Arsenal está à beira de uma encruzilhada histórica e a polémica já domina as conversas entre os adeptos: será que Mikel Arteta deve manter-se no comando do clube se não conseguir acabar com o jejum de 22 anos sem conquistar o título da Premier League? A divisão é clara e feroz. Há quem defenda que o treinador espanhol deveria ser despedido mesmo que conquiste o campeonato já este mês.
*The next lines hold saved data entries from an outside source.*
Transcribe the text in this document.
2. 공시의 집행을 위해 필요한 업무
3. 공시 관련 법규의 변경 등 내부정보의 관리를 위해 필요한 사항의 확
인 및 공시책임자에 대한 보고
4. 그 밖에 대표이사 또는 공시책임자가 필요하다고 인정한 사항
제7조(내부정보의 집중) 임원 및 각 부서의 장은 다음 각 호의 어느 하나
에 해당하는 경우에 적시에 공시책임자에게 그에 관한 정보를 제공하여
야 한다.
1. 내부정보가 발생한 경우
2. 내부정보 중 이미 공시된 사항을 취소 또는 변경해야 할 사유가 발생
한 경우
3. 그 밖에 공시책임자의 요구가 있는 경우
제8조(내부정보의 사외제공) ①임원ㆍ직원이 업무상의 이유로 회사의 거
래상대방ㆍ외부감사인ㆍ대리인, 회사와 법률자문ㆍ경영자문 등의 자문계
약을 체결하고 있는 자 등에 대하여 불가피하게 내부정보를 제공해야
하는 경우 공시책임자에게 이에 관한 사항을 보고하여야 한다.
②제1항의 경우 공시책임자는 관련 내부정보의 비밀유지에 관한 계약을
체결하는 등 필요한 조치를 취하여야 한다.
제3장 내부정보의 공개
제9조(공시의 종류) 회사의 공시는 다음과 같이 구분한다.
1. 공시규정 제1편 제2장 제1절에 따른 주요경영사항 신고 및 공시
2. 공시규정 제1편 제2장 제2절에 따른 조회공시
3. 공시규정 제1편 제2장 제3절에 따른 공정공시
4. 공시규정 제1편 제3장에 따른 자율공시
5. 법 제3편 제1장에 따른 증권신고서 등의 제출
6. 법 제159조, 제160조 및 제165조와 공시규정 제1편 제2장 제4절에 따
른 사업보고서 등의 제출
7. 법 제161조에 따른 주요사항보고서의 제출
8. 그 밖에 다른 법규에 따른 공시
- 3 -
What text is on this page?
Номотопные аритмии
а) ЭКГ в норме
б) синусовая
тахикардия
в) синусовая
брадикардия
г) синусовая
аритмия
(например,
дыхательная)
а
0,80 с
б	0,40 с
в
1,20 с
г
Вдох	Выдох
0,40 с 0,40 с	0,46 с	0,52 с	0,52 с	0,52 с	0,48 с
Mas a verdade é que, mais uma vez, o futuro de Arteta pode estar indissociavelmente ligado a Pep Guardiola, o seu antigo mentor e amigo próximo, com quem trabalhou no Manchester City. O fim iminente da era Guardiola no futebol inglês, segundo vários órgãos de comunicação, pode ser o sinal de luz verde para que Arteta avance sem “sombras” no Emirates Stadium.
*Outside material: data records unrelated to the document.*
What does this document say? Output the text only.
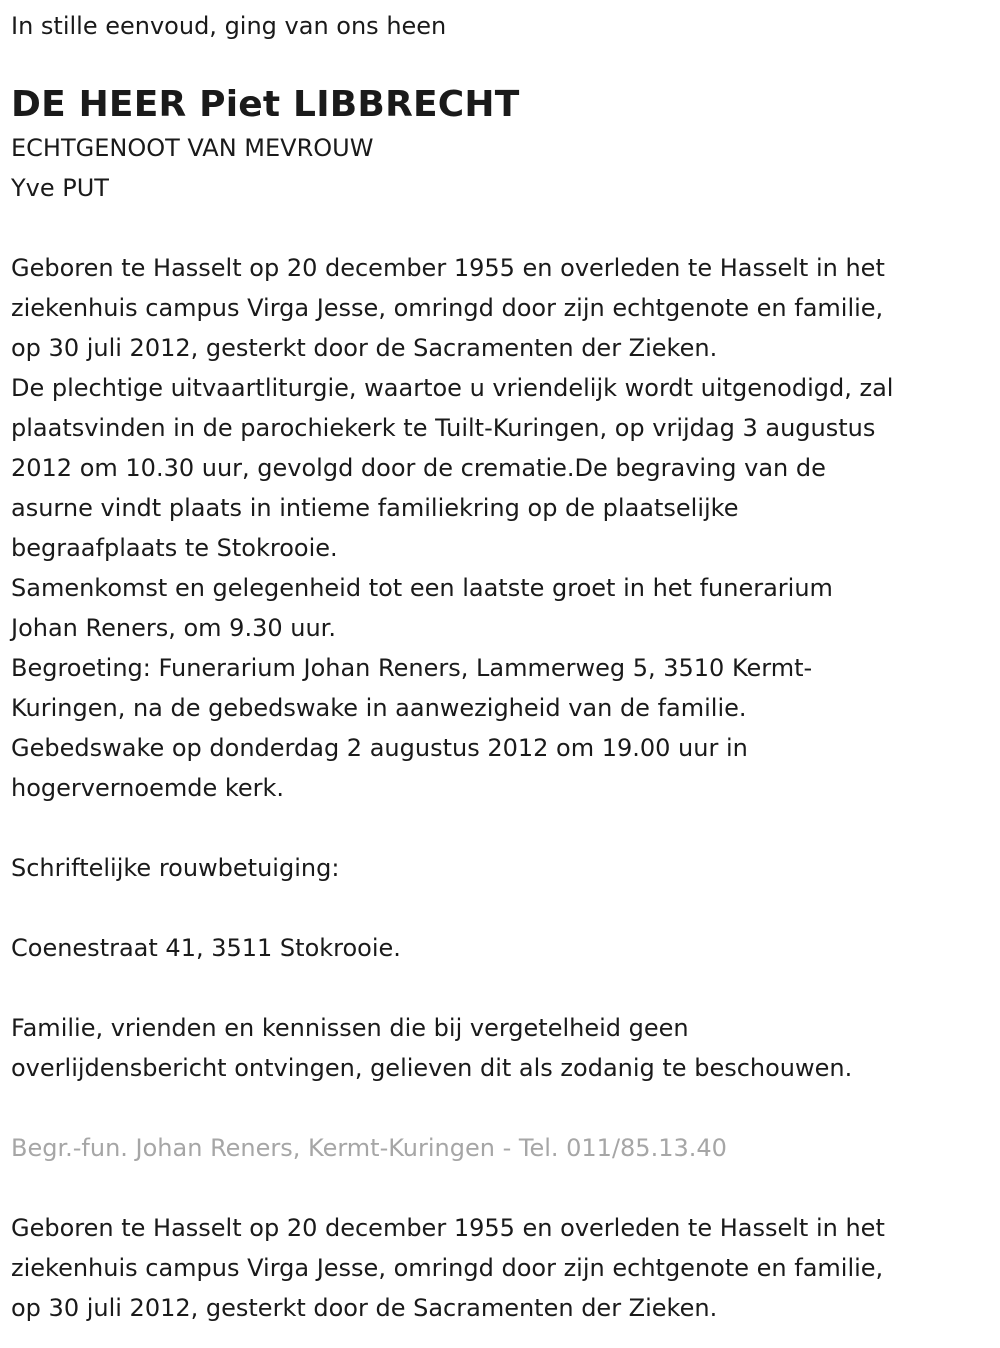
In stille eenvoud, ging van ons heen

DE HEER Piet LIBBRECHT

ECHTGENOOT VAN MEVROUW

Yve PUT

Geboren te Hasselt op 20 december 1955 en overleden te Hasselt in het

ziekenhuis campus Virga Jesse, omringd door zijn echtgenote en familie,

op 30 juli 2012, gesterkt door de Sacramenten der Zieken.

De plechtige uitvaartliturgie, waartoe u vriendelijk wordt uitgenodigd, zal

plaatsvinden in de parochiekerk te Tuilt-Kuringen, op vrijdag 3 augustus

2012 om 10.30 uur, gevolgd door de crematie.De begraving van de

asurne vindt plaats in intieme familiekring op de plaatselijke

begraafplaats te Stokrooie.

Samenkomst en gelegenheid tot een laatste groet in het funerarium

Johan Reners, om 9.30 uur.

Begroeting: Funerarium Johan Reners, Lammerweg 5, 3510 Kermt-

Kuringen, na de gebedswake in aanwezigheid van de familie.

Gebedswake op donderdag 2 augustus 2012 om 19.00 uur in

hogervernoemde kerk.

Schriftelijke rouwbetuiging:

Coenestraat 41, 3511 Stokrooie.

Familie, vrienden en kennissen die bij vergetelheid geen

overlijdensbericht ontvingen, gelieven dit als zodanig te beschouwen.

Begr.-fun. Johan Reners, Kermt-Kuringen - Tel. 011/85.13.40

Geboren te Hasselt op 20 december 1955 en overleden te Hasselt in het

ziekenhuis campus Virga Jesse, omringd door zijn echtgenote en familie,

op 30 juli 2012, gesterkt door de Sacramenten der Zieken.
Guardiola, considerado um dos maiores treinadores da história da Premier League, poderá estar a viver a sua última temporada em Inglaterra, e isso é uma notícia que deve ser vista como positiva para o Arsenal e para Arteta. Afinal, a saída do mestre do Man City abriria uma nova janela de oportunidade para o discípulo no Norte de Londres.
A família Kroenke, proprietária do Arsenal, aparentemente não tem intenção de abdicar do seu treinador num momento tão delicado. Despedi-lo agora, com a equipa tão perto de conquistar troféus, seria um erro estratégico. A única hipótese real de mudança na liderança técnica seria se o próprio Arteta decidisse sair, algo que não parece iminente, apesar do desgaste físico e emocional que o cargo exige.
O ex-capitão do Arsenal tem investido uma energia imensa no projeto, mas a verdade é que até agora só conseguiu erguer a FA Cup como troféu. A sua equipa é talentosa e, se mantida junta, tem potencial para crescer ainda mais – mas quantas vezes já ouvimos essa promessa?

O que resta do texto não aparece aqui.